Civil War Steamboat Models by John Bowman USS Conestoga Timber Clad


USS Conestoga Civil War Timber Clad


USS Conestoga Timber Clad

Civil War Steamboat Conestoga Model by John Bowman.
The steamboat Conestoga on display at West Virginia Independence Hall, Wheeling, West Virginia.
The side-wheel towboat Conestoga was built at Brownsville, Pennsylvania in 1859 using engines formerly on the packet J.M. Convers built in 1856. Conestoga was built for Daniel Bushnell and Jacob Jay Vandergrift and named for Pennsylvania’s Conestoga highway and the Conestoga wagons that plied them.
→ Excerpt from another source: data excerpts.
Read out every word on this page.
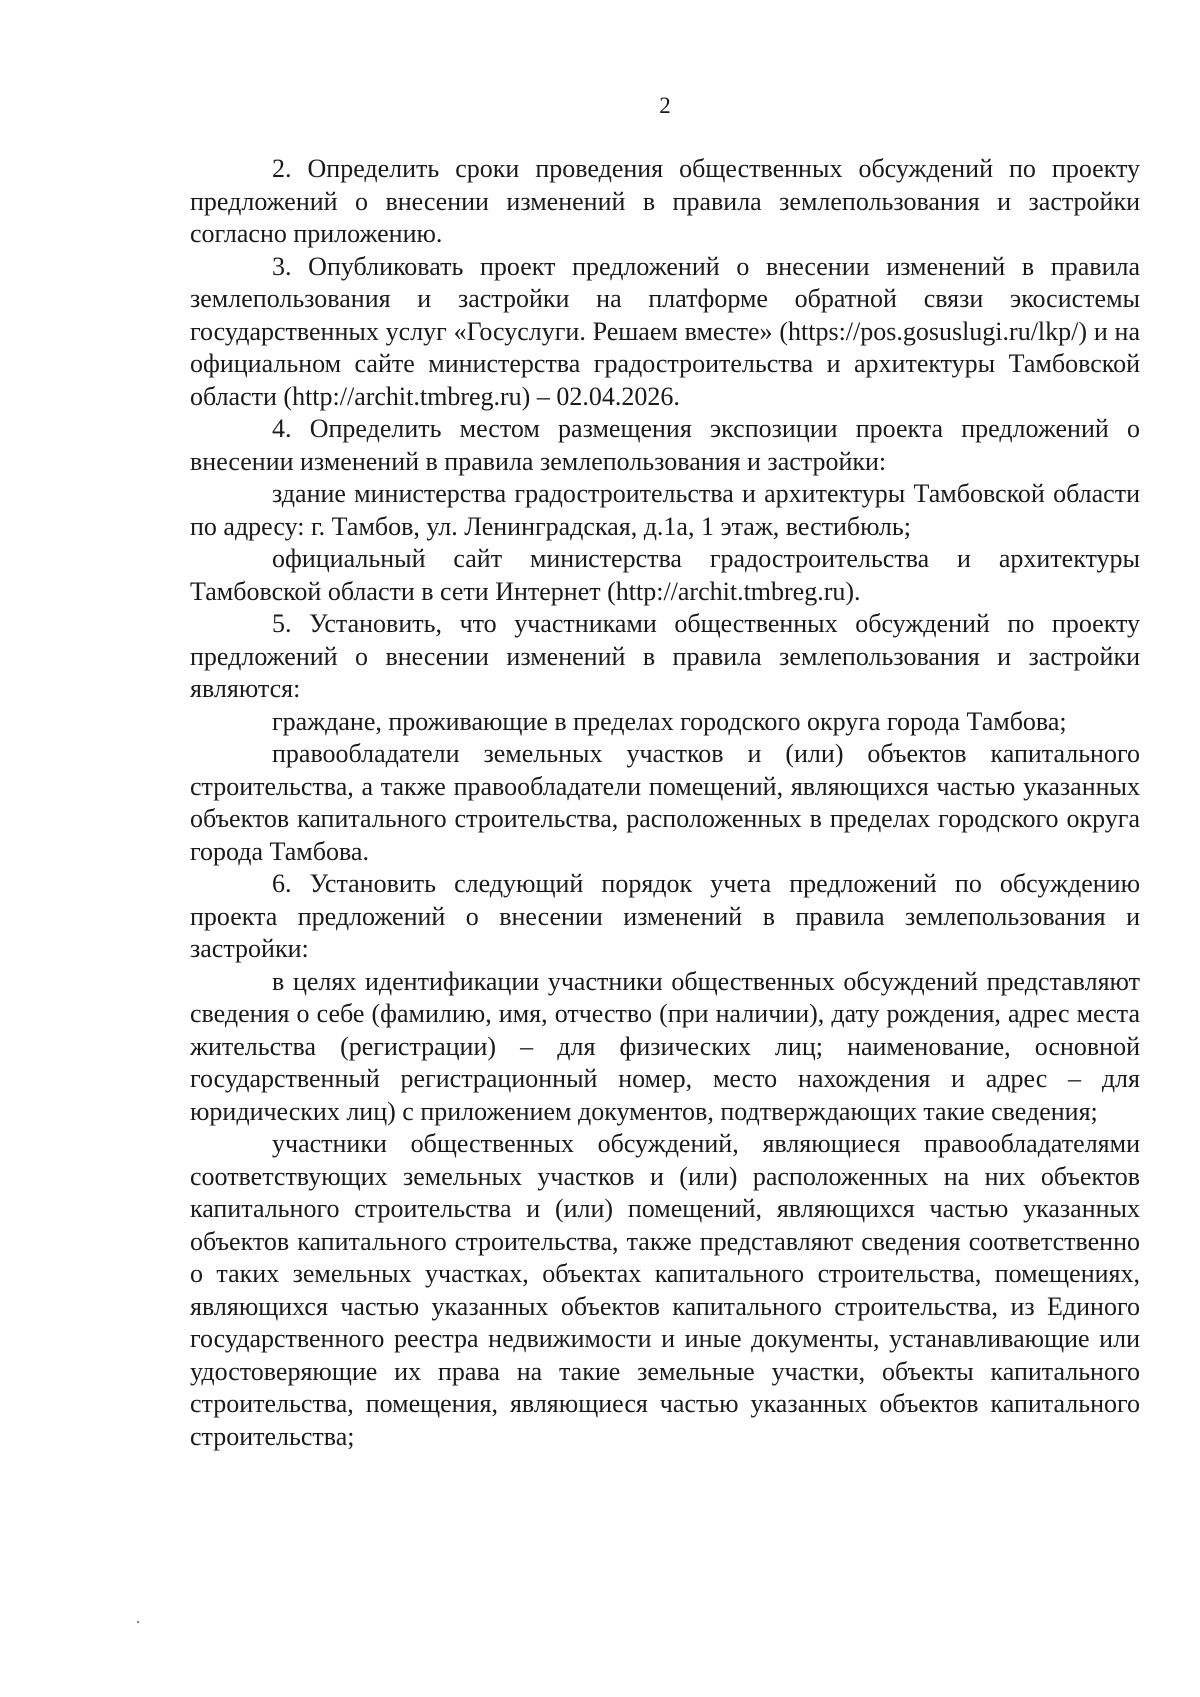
2

2. Определить сроки проведения общественных обсуждений по проекту предложений о внесении изменений в правила землепользования и застройки согласно приложению.

3. Опубликовать проект предложений о внесении изменений в правила землепользования и застройки на платформе обратной связи экосистемы государственных услуг «Госуслуги. Решаем вместе» (https://pos.gosuslugi.ru/lkp/) и на официальном сайте министерства градостроительства и архитектуры Тамбовской области (http://archit.tmbreg.ru) – 02.04.2026.

4. Определить местом размещения экспозиции проекта предложений о внесении изменений в правила землепользования и застройки:

здание министерства градостроительства и архитектуры Тамбовской области по адресу: г. Тамбов, ул. Ленинградская, д.1а, 1 этаж, вестибюль;

официальный сайт министерства градостроительства и архитектуры Тамбовской области в сети Интернет (http://archit.tmbreg.ru).

5. Установить, что участниками общественных обсуждений по проекту предложений о внесении изменений в правила землепользования и застройки являются:

граждане, проживающие в пределах городского округа города Тамбова;

правообладатели земельных участков и (или) объектов капитального строительства, а также правообладатели помещений, являющихся частью указанных объектов капитального строительства, расположенных в пределах городского округа города Тамбова.

6. Установить следующий порядок учета предложений по обсуждению проекта предложений о внесении изменений в правила землепользования и застройки:

в целях идентификации участники общественных обсуждений представляют сведения о себе (фамилию, имя, отчество (при наличии), дату рождения, адрес места жительства (регистрации) – для физических лиц; наименование, основной государственный регистрационный номер, место нахождения и адрес – для юридических лиц) с приложением документов, подтверждающих такие сведения;

участники общественных обсуждений, являющиеся правообладателями соответствующих земельных участков и (или) расположенных на них объектов капитального строительства и (или) помещений, являющихся частью указанных объектов капитального строительства, также представляют сведения соответственно о таких земельных участках, объектах капитального строительства, помещениях, являющихся частью указанных объектов капитального строительства, из Единого государственного реестра недвижимости и иные документы, устанавливающие или удостоверяющие их права на такие земельные участки, объекты капитального строительства, помещения, являющиеся частью указанных объектов капитального строительства;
May 7, 1861, Conestoga was sold to the United States Quarter Master Department for $16,000. The Dan Morton and Co. Yard of Cincinnati, Ohio converted Conestoga into a gunboat. Her boilers and steam pipes were lowered into the hold and all her superstructure above her boiler deck was removed. Conestoga’s main deck bulkheads were reinforced with 5 inch oak timbers and the boiler deck was strengthened enabling her to carry the weight of the heavy guns she would soon receive. The USS Conestoga initially received four 32-pounder guns. Her complement of guns would vary and Conestoga eventually carried thirteen guns. Conestoga, the first river steamboat purchased for conversion, the first gunboat in the Union fleet arrived for war service at Cairo, Illinois August 12, 1861. Her early Service Record: In Kentucky, Conestoga engaged CSS Jackson off Lucas Bend September 10, 1861 and broke up an enemy force at Eddyville October 27, 1861. Daybreak February 2, Flag Officer of the Union gunboat fleet, Commodore A. H. Foote sets out in a driving rainstorm with seven gunboats from Cairo, Illinois steaming to the battle of Fort Henry. February 5, General Grant boards Conestoga under the command of Lieutenant Commander S. Ledyard Phelps and sets forth on a reconnaissance mission to ascertain the enemy strength at Fort Henry. February 6, 1862 11:45 a.m., the battle of Fort Henry begins and Conestoga fires her first salvos into the fort. Fort Henry surrendered to the naval flotilla unassisted by land forces, something new in the annals of warfare.